120 Jahre Aktenplanarbeit in der Rheinischen Kirche

Am 17. Januar 1902 versandte der damalige Generalsuperintendent Valentin Umbeck seinen „Plan zur Einrichtung von Pfarrarchiven“ an alle rheinischen Kirchengemeinden. Den in sieben Titel gegliederten Plan hatte man bewusst im Folio-Format gedruckt, um als Übersichtshilfe an den Innenseiten der hölzernen Archivschränke angebracht zu werden. Bei meinen ersten Archivpflegeterminen Mitte der 1990er Jahre habe ich in einigen Landgemeinden noch genau diesen Zustand vorgefunden.

Plan zur Einrichtung von Pfarrarchiven des Generalsuperintendenen Valentin Umbeck vom 17.01.1902.

Auch und gerade im Zeitalter von DMS-gestützten Registraturen und der Einführung von E-Akten hat der strukturierte Aktenplan seinen Wert behalten oder vielleicht sogar gesteigert. Dies ist interessanterweise Konsens nicht nur im archivwissenschaftlichen Fachdiskurs, sondern auch zwischen Beratungsstellen für die Verwaltung und den Anbietern von DMS-Software. Freilich bedurfte der 2004 eingeführte Einheitsaktenplan der EKiR einer gründlichen Aufarbeitung. Zufällig auf den Tag genau 120 Jahre nach Umbeck wurde jetzt in der Ausgabe des Kirchlichen Amtsblattes der Evangelischen Kirche im Rheinland vom 17.1.2022 die neue Schriftgutordnung der EKiR publiziert. Als Anlage enthält sie den novellierten Einheitsaktenplan mit Stichwortverzeichnis; alle Texte findet man am übersichtlichsten hier.

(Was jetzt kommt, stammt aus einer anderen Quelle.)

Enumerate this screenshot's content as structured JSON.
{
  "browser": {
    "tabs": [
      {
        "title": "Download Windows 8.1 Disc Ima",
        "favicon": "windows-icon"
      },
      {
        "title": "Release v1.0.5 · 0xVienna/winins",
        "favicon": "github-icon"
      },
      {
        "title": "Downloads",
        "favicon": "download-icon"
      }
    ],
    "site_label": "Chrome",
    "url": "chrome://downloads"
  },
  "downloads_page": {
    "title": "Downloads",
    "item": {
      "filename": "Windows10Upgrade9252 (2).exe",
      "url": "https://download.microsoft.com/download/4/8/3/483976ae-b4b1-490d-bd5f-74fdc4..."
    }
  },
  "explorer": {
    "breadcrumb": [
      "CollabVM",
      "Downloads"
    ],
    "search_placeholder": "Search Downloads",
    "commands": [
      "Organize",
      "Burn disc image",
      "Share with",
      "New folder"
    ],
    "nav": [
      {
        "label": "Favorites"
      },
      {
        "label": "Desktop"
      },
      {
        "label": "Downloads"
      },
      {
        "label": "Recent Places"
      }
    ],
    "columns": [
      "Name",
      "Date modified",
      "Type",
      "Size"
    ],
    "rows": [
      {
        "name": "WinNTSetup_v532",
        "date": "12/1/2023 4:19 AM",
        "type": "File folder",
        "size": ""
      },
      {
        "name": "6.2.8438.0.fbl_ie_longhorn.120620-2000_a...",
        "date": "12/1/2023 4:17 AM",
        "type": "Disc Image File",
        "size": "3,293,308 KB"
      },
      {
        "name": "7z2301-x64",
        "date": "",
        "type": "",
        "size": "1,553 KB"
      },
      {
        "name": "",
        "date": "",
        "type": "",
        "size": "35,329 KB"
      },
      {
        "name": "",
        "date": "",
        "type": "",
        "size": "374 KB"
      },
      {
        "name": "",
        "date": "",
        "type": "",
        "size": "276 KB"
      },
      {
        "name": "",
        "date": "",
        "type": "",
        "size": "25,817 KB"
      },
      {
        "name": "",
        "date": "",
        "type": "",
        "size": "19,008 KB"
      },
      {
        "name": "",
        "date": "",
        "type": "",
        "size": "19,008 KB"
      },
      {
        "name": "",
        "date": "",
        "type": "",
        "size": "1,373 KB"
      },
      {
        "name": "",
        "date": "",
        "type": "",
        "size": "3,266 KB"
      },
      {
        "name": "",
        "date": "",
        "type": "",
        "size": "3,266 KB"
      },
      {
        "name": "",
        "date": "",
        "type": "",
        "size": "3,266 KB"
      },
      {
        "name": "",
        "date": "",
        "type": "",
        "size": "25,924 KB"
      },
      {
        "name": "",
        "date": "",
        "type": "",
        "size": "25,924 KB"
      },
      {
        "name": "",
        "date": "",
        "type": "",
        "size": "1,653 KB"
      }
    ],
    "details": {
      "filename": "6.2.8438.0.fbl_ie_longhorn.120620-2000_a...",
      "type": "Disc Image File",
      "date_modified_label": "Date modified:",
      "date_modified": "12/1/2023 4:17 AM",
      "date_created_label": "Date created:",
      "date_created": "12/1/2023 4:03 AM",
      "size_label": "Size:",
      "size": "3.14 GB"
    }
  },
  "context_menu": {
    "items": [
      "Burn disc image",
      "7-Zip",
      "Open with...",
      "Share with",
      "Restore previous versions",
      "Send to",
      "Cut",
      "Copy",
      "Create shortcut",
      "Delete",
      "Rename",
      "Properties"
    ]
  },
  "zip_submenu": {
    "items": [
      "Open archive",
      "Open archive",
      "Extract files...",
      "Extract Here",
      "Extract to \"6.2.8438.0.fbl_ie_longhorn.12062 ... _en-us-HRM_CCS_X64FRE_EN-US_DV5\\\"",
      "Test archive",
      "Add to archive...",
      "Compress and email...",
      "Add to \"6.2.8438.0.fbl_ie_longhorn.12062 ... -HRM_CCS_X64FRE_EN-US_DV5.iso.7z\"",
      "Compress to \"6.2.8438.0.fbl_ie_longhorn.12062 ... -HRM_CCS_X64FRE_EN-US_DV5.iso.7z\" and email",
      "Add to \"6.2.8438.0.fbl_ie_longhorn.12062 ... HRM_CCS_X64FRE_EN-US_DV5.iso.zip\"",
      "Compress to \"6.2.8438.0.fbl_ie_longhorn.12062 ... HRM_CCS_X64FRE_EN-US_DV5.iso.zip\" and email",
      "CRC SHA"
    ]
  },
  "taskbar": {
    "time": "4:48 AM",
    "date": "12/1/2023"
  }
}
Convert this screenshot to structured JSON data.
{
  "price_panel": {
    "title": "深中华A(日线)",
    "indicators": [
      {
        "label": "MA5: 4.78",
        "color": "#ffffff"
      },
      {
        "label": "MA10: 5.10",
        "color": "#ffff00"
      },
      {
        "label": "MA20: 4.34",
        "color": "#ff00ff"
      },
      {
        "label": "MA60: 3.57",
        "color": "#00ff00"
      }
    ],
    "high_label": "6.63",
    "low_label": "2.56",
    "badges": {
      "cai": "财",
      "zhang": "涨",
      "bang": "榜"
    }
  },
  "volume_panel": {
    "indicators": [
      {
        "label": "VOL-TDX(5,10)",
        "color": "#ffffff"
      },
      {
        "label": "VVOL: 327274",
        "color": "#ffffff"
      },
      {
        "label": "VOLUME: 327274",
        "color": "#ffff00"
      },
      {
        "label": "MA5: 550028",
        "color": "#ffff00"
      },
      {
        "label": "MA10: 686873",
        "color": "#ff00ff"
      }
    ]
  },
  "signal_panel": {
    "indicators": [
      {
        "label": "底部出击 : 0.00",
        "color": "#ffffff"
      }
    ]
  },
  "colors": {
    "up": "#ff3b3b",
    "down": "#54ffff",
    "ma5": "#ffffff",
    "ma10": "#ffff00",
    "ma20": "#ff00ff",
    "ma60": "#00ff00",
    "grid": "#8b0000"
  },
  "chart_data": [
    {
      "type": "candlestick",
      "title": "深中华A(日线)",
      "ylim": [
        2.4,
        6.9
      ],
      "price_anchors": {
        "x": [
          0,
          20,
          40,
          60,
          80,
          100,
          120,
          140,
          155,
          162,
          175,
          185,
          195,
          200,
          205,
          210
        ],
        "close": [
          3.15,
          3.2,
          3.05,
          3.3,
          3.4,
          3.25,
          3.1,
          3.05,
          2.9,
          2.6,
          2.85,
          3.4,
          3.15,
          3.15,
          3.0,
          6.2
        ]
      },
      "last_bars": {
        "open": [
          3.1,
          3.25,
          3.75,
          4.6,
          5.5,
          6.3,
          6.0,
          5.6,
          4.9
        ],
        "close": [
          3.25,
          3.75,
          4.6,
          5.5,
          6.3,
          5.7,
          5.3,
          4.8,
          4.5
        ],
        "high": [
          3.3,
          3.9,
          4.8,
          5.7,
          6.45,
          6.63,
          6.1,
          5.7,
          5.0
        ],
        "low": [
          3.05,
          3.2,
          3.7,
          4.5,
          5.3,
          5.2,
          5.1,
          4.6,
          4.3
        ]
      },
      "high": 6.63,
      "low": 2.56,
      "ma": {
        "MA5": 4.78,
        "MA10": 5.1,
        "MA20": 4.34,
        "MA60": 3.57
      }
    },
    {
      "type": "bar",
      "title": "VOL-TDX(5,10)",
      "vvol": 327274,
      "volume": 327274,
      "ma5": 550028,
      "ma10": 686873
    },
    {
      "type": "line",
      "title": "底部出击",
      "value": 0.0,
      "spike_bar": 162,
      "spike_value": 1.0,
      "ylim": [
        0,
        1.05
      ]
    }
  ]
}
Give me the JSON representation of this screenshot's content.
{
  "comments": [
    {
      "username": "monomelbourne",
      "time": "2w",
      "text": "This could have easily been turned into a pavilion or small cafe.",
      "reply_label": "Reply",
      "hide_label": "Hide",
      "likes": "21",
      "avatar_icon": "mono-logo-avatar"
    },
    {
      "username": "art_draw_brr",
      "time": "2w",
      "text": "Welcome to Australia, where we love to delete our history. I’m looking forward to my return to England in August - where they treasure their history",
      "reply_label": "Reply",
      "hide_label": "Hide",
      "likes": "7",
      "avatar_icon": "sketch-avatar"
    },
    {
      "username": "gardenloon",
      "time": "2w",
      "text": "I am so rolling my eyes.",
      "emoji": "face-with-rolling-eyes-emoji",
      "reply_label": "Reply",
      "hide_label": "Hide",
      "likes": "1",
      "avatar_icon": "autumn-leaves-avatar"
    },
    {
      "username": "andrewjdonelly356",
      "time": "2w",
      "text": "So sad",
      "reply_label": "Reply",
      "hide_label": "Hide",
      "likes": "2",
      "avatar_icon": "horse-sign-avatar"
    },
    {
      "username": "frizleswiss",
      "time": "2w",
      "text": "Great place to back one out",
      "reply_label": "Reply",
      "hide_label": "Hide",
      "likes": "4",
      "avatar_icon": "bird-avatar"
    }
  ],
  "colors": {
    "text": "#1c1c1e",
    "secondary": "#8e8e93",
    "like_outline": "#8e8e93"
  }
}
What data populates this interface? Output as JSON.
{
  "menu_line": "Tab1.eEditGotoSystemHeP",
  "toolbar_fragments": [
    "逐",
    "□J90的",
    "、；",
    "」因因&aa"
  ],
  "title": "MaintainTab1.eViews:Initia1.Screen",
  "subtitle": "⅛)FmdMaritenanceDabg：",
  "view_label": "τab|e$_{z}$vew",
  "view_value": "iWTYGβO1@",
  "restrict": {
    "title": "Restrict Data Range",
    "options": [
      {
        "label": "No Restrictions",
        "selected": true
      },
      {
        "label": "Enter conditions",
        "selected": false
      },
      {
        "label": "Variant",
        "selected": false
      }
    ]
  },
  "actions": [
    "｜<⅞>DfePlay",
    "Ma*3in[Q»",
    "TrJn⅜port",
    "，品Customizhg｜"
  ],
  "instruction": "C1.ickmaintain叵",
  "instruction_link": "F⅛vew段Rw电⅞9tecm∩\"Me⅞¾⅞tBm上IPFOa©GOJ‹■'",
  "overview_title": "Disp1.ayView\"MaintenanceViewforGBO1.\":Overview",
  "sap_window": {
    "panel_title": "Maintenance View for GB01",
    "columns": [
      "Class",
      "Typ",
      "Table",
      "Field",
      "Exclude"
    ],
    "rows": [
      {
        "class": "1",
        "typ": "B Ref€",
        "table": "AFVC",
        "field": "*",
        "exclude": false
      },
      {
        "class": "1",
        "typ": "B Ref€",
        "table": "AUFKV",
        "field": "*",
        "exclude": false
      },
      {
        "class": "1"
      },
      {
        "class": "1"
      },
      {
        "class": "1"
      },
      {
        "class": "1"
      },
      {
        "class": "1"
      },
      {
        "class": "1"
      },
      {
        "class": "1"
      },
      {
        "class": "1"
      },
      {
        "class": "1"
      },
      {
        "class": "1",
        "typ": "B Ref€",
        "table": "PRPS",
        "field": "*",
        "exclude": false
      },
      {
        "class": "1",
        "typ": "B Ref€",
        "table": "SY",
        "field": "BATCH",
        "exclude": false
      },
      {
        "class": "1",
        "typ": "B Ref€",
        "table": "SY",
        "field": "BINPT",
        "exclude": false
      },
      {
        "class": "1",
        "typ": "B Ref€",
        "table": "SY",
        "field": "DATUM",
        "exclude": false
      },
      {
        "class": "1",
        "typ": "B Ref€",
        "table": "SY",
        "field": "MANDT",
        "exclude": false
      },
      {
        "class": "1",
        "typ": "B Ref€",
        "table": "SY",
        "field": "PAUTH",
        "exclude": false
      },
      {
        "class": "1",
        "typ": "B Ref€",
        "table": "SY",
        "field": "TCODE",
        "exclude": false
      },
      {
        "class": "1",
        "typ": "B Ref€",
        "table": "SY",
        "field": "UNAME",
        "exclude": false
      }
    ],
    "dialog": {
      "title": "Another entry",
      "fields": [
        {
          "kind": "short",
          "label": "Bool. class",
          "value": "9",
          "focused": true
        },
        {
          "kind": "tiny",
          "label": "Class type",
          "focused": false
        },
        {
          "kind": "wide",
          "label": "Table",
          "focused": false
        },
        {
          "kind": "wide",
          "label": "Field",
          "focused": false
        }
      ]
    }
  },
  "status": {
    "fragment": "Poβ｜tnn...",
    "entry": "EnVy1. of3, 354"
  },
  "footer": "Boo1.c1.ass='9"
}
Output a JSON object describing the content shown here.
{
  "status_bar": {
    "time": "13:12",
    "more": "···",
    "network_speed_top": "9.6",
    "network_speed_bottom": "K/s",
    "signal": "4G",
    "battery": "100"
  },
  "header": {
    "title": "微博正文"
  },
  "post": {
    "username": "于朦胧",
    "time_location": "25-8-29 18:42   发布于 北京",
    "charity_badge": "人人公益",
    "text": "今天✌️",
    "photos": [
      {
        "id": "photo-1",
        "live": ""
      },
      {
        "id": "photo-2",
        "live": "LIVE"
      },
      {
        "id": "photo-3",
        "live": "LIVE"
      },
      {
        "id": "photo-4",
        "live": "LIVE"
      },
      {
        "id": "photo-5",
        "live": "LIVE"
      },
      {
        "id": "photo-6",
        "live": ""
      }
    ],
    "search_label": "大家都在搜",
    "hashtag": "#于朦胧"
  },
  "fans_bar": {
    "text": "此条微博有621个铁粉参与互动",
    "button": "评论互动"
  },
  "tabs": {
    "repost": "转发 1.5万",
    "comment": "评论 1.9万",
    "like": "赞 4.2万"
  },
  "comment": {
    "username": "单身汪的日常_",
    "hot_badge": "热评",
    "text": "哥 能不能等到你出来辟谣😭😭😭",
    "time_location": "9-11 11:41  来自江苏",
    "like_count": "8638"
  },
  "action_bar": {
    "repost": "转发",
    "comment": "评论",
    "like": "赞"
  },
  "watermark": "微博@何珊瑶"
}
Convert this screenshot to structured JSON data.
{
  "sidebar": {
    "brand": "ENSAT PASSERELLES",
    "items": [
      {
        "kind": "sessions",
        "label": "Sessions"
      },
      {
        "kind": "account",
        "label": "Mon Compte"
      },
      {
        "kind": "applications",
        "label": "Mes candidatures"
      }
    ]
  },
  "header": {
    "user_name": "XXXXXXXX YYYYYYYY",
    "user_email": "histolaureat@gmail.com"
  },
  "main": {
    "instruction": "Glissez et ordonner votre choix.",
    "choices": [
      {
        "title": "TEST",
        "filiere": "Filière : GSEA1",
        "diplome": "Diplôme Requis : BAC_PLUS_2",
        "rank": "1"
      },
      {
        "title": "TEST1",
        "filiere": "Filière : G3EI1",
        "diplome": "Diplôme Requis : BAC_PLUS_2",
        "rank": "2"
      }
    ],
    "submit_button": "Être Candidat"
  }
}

Die vier Generationen, die zwischen dem Umbeckschen Aktenplan und dem aktualisierten Einheitsaktenplan der EKiR liegen, spiegeln sich zwangsläufig in der Wahl der Aktentitel und Betreffe wider. Im Kaiserreich führte man demnach sorgfältig „Verzeichnisse der gemischten Ehen“ (also konfessioneller Mischehen) und wachte über die „Ausübung der Kirchenzucht“. Die „Dispensation vom konfirmationsfähigen Alter“ war vor allem für die Landwirtschaft von Bedeutung, damit die noch nicht 14-Jährigen als Arbeitskräfte eingesetzt werden konnten. Unter Titel V (Verhältnis zu anderen Religionsgemeinschaften) nahm man neben Katholiken und Juden vor allem die „Separatisten und Sektierer“ in den Blick.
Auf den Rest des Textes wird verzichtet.